Modern hayatın tahakküm organları çoktur. Niteliksiz çoğunluk, televizyon, medya, çevre, popülerizm, marka… Bu tahakküm unsurları şahsiyetin oluşmasına engeldir. Bu tahakküm unsurlarına karşı bizi koruyacak olan da İslamî düşünce. Haz ve hızın tahakkümünden bizi kurtaracak olan duruş bu. “İnsanoğlunun bir vadi dolusu altını olsa ikinci bir vadi dolusu daha altın ister.” (Buhârî, Rikak, 10; Müslim, Zekat, 116-119)
Rasulullah(sav) Müslüman insanın inşasını sürdürürken merkeze insanı aldı, insanlara şahsiyet kazandırdı. Bu anlamda şahsiyet inşa edilen bir şeydir. Şahsiyet insana ait temel hak ve hürriyetlerin tamamını oluşturan “şey”dir. Çünkü şahsiyetsiz insan özgürlüğünden ve haklarından vazgeçer. Hz. Ali Efendimizin şu sözünü hatırlatmak gerekiyor. “Haksızlık karşısında susmayınız; zira hakkınızla birlikte şerefinizi de kaybedersiniz.”
Ancak ne var ki Kur’an, zaman zaman insanın açgözlü, şımarık, egoist, zayıf, aciz, zora dayanamayan, aceleci, akıl tutulmasına sahip, nankör, gözü doymaz, zalim, cahil gibi pek çok zaaflarla yüklü bir varlık olduğunu, (Meâric, 19-21; Fecr, 16, 20; Nisa, 28; Nahl, 4; Ahzâb, 72; A'raf, 200; Araf, 179) aktarır bize. İnsanı bu hale sokan genelde çevre olur. Popülerizm önce çevremizi ele geçirir. Ardından mahalle baskısı gelir. Şahsiyetli olmak bu çevreyi kaybetmeyi göze almakla eşdeğerdir.

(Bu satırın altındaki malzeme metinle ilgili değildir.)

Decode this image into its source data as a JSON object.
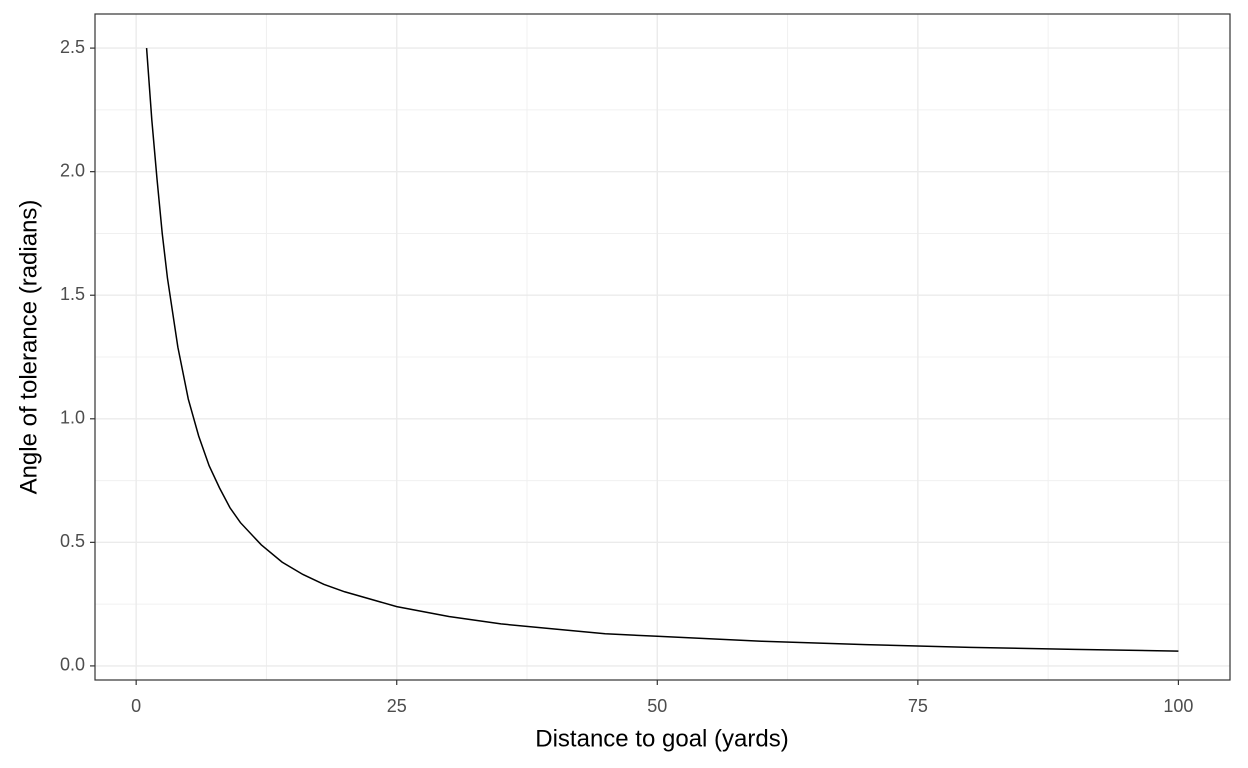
{
  "chart_data": {
    "type": "line",
    "x_label": "Distance to goal (yards)",
    "y_label": "Angle of tolerance (radians)",
    "x": [
      1,
      1.5,
      2,
      2.5,
      3,
      4,
      5,
      6,
      7,
      8,
      9,
      10,
      12,
      14,
      16,
      18,
      20,
      25,
      30,
      35,
      40,
      45,
      50,
      60,
      70,
      80,
      90,
      100
    ],
    "series": [
      {
        "name": "angle",
        "color": "#000000",
        "values": [
          2.5,
          2.21,
          1.97,
          1.75,
          1.57,
          1.29,
          1.08,
          0.93,
          0.81,
          0.72,
          0.64,
          0.58,
          0.49,
          0.42,
          0.37,
          0.33,
          0.3,
          0.24,
          0.2,
          0.17,
          0.15,
          0.13,
          0.12,
          0.1,
          0.086,
          0.075,
          0.067,
          0.06
        ]
      }
    ],
    "xlim": [
      -3.95,
      104.95
    ],
    "ylim": [
      -0.057,
      2.638
    ],
    "xticks": [
      0,
      25,
      50,
      75,
      100
    ],
    "yticks": [
      {
        "value": 0,
        "label": "0.0"
      },
      0.5,
      {
        "value": 1,
        "label": "1.0"
      },
      1.5,
      {
        "value": 2,
        "label": "2.0"
      },
      2.5
    ],
    "grid": true
  }
}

Modernizmin ağına düşen insan, değerlerini terk edebilen ama tüketmeyi terk etmeyen insandır. Kapitalizm ise insanı tüketen varlık olarak tanımlar. Kapitalizmin ilahları böyle ister. Elbiseyi, makamı, unvanı velhasıl her şeyi hızlı bir şekilde tüketir. Tüketir ki kapitalizmin çarkları dönebilsin. Bu tüketim çılgınlığı içerisinde karşısına çıkan her tarzı benimser. Her tarzı benimserken kendine has bir tarz oluşturamaz. Kısaca kendi şahsiyeti ortada kalmaz. Her şahsiyetin rengine bürünen insanın kendi rengi olmaz. Kısaca bulunduğu ortamın rengini alır. Hint kelebeği gibi olur. Daha yaygın bir tabirle bukalemunlaşır.

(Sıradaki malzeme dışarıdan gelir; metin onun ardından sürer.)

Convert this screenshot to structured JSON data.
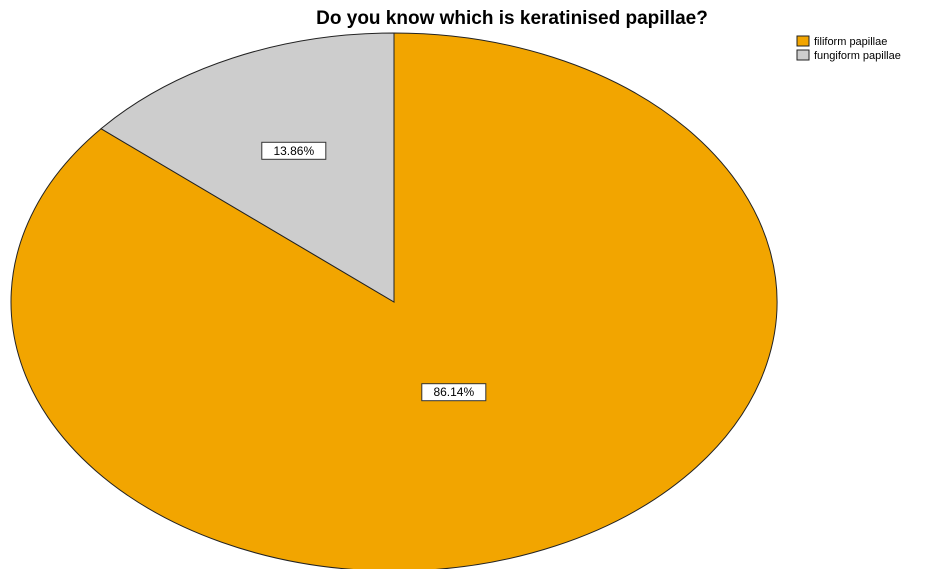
{
  "chart_data": {
    "type": "pie",
    "title": "Do you know which is keratinised papillae?",
    "legend_position": "top-right",
    "start_angle_deg": 0,
    "direction": "clockwise",
    "slices": [
      {
        "label": "filiform papillae",
        "value": 86.14,
        "data_label": "86.14%",
        "color": "#F2A500"
      },
      {
        "label": "fungiform papillae",
        "value": 13.86,
        "data_label": "13.86%",
        "color": "#CDCDCD"
      }
    ]
  }
}
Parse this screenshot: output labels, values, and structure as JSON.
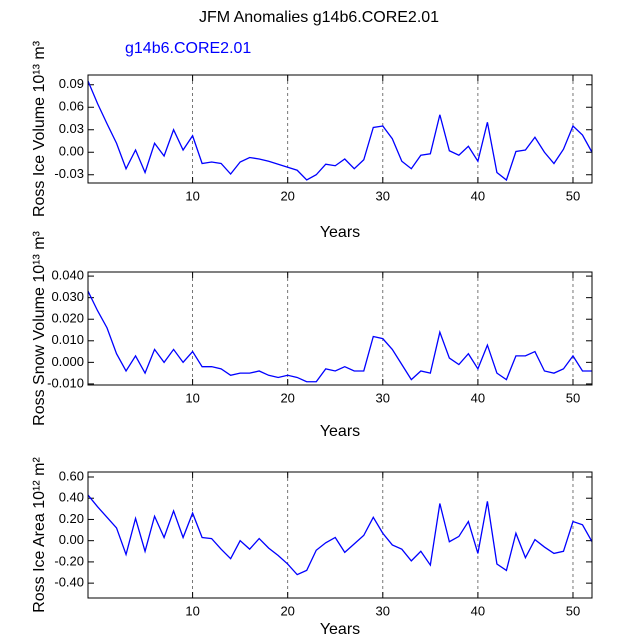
{
  "chart_data": [
    {
      "type": "line",
      "title": "JFM Anomalies g14b6.CORE2.01",
      "xlabel": "Years",
      "ylabel": "Ross Ice Volume 10¹³ m³",
      "x": [
        -1,
        0,
        1,
        2,
        3,
        4,
        5,
        6,
        7,
        8,
        9,
        10,
        11,
        12,
        13,
        14,
        15,
        16,
        17,
        18,
        19,
        20,
        21,
        22,
        23,
        24,
        25,
        26,
        27,
        28,
        29,
        30,
        31,
        32,
        33,
        34,
        35,
        36,
        37,
        38,
        39,
        40,
        41,
        42,
        43,
        44,
        45,
        46,
        47,
        48,
        49,
        50,
        51,
        52
      ],
      "series": [
        {
          "name": "g14b6.CORE2.01",
          "color": "#0000ff",
          "values": [
            0.095,
            0.065,
            0.038,
            0.012,
            -0.022,
            0.003,
            -0.027,
            0.012,
            -0.005,
            0.03,
            0.003,
            0.022,
            -0.015,
            -0.013,
            -0.015,
            -0.029,
            -0.013,
            -0.007,
            -0.009,
            -0.012,
            -0.016,
            -0.02,
            -0.024,
            -0.037,
            -0.03,
            -0.016,
            -0.018,
            -0.009,
            -0.022,
            -0.01,
            0.033,
            0.035,
            0.018,
            -0.012,
            -0.022,
            -0.004,
            -0.002,
            0.05,
            0.002,
            -0.004,
            0.008,
            -0.012,
            0.04,
            -0.027,
            -0.037,
            0.001,
            0.003,
            0.02,
            0.0,
            -0.015,
            0.004,
            0.035,
            0.023,
            0.0
          ]
        }
      ],
      "xlim": [
        -1,
        52
      ],
      "xticks": [
        10,
        20,
        30,
        40,
        50
      ],
      "ylim": [
        -0.041,
        0.103
      ],
      "yticks": [
        {
          "value": -0.03,
          "label": "-0.03"
        },
        {
          "value": 0,
          "label": "0.00"
        },
        {
          "value": 0.03,
          "label": "0.03"
        },
        {
          "value": 0.06,
          "label": "0.06"
        },
        {
          "value": 0.09,
          "label": "0.09"
        }
      ],
      "grid": "x-dashed"
    },
    {
      "type": "line",
      "xlabel": "Years",
      "ylabel": "Ross Snow Volume 10¹³ m³",
      "x": [
        -1,
        0,
        1,
        2,
        3,
        4,
        5,
        6,
        7,
        8,
        9,
        10,
        11,
        12,
        13,
        14,
        15,
        16,
        17,
        18,
        19,
        20,
        21,
        22,
        23,
        24,
        25,
        26,
        27,
        28,
        29,
        30,
        31,
        32,
        33,
        34,
        35,
        36,
        37,
        38,
        39,
        40,
        41,
        42,
        43,
        44,
        45,
        46,
        47,
        48,
        49,
        50,
        51,
        52
      ],
      "color": "#0000ff",
      "values": [
        0.033,
        0.024,
        0.016,
        0.004,
        -0.004,
        0.003,
        -0.005,
        0.006,
        0.0,
        0.006,
        0.0,
        0.005,
        -0.002,
        -0.002,
        -0.003,
        -0.006,
        -0.005,
        -0.005,
        -0.004,
        -0.006,
        -0.007,
        -0.006,
        -0.007,
        -0.009,
        -0.009,
        -0.003,
        -0.004,
        -0.002,
        -0.004,
        -0.004,
        0.012,
        0.011,
        0.006,
        -0.001,
        -0.008,
        -0.004,
        -0.005,
        0.014,
        0.002,
        -0.001,
        0.004,
        -0.003,
        0.008,
        -0.005,
        -0.008,
        0.003,
        0.003,
        0.005,
        -0.004,
        -0.005,
        -0.003,
        0.003,
        -0.004,
        -0.004
      ],
      "xlim": [
        -1,
        52
      ],
      "xticks": [
        10,
        20,
        30,
        40,
        50
      ],
      "ylim": [
        -0.0105,
        0.0419
      ],
      "yticks": [
        {
          "value": -0.01,
          "label": "-0.010"
        },
        {
          "value": 0,
          "label": "0.000"
        },
        {
          "value": 0.01,
          "label": "0.010"
        },
        {
          "value": 0.02,
          "label": "0.020"
        },
        {
          "value": 0.03,
          "label": "0.030"
        },
        {
          "value": 0.04,
          "label": "0.040"
        }
      ],
      "grid": "x-dashed"
    },
    {
      "type": "line",
      "xlabel": "Years",
      "ylabel": "Ross Ice Area 10¹² m²",
      "x": [
        -1,
        0,
        1,
        2,
        3,
        4,
        5,
        6,
        7,
        8,
        9,
        10,
        11,
        12,
        13,
        14,
        15,
        16,
        17,
        18,
        19,
        20,
        21,
        22,
        23,
        24,
        25,
        26,
        27,
        28,
        29,
        30,
        31,
        32,
        33,
        34,
        35,
        36,
        37,
        38,
        39,
        40,
        41,
        42,
        43,
        44,
        45,
        46,
        47,
        48,
        49,
        50,
        51,
        52
      ],
      "color": "#0000ff",
      "values": [
        0.43,
        0.32,
        0.22,
        0.12,
        -0.13,
        0.21,
        -0.1,
        0.23,
        0.03,
        0.28,
        0.03,
        0.26,
        0.03,
        0.02,
        -0.08,
        -0.17,
        0.0,
        -0.08,
        0.02,
        -0.07,
        -0.14,
        -0.22,
        -0.32,
        -0.28,
        -0.09,
        -0.02,
        0.03,
        -0.11,
        -0.03,
        0.05,
        0.22,
        0.07,
        -0.04,
        -0.08,
        -0.19,
        -0.1,
        -0.23,
        0.35,
        -0.01,
        0.04,
        0.18,
        -0.12,
        0.37,
        -0.22,
        -0.28,
        0.07,
        -0.16,
        0.01,
        -0.06,
        -0.12,
        -0.1,
        0.18,
        0.15,
        -0.01
      ],
      "xlim": [
        -1,
        52
      ],
      "xticks": [
        10,
        20,
        30,
        40,
        50
      ],
      "ylim": [
        -0.54,
        0.647
      ],
      "yticks": [
        {
          "value": -0.4,
          "label": "-0.40"
        },
        {
          "value": -0.2,
          "label": "-0.20"
        },
        {
          "value": 0,
          "label": "0.00"
        },
        {
          "value": 0.2,
          "label": "0.20"
        },
        {
          "value": 0.4,
          "label": "0.40"
        },
        {
          "value": 0.6,
          "label": "0.60"
        }
      ],
      "grid": "x-dashed"
    }
  ]
}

İnsanı “eşref-i mahlûkat” yapan bildiğiyle amil olması, başka bir deyişle edindiği şahsiyete sahip çıkmasıdır. Bilinçli suskunluk taşınamayacak bir zillettir. “Dilsiz Şeytan” durumuna düşmemek için suskunluğa son vermek gerekir. Toplum çağdaş hoşgörü adına bu durumu içselleştirebilir. Ancak Müslüman’ın böyle bir bakış açısı olamaz. Hâlbuki adaletsiz bir hayat şahsiyetin parçası olamaz. Vasıfsızlığın tahakküm ettiği ortamda “vasıf” tamamen “rüküş” gözükebilir. Şahsiyetsizliğin hüküm sürdüğü toplumlarda birçok bireyin vasıfsızlıktan icazet almak için kuyrukta beklemesi insanlık adına utanç verici. Çağdaş ilahlar şahsiyete değil; müşteriye ihtiyaç duyar. Maalesef popüler kültür bu tür ilahları çoktan üretmiş, hatta seri üretime geçmiştir.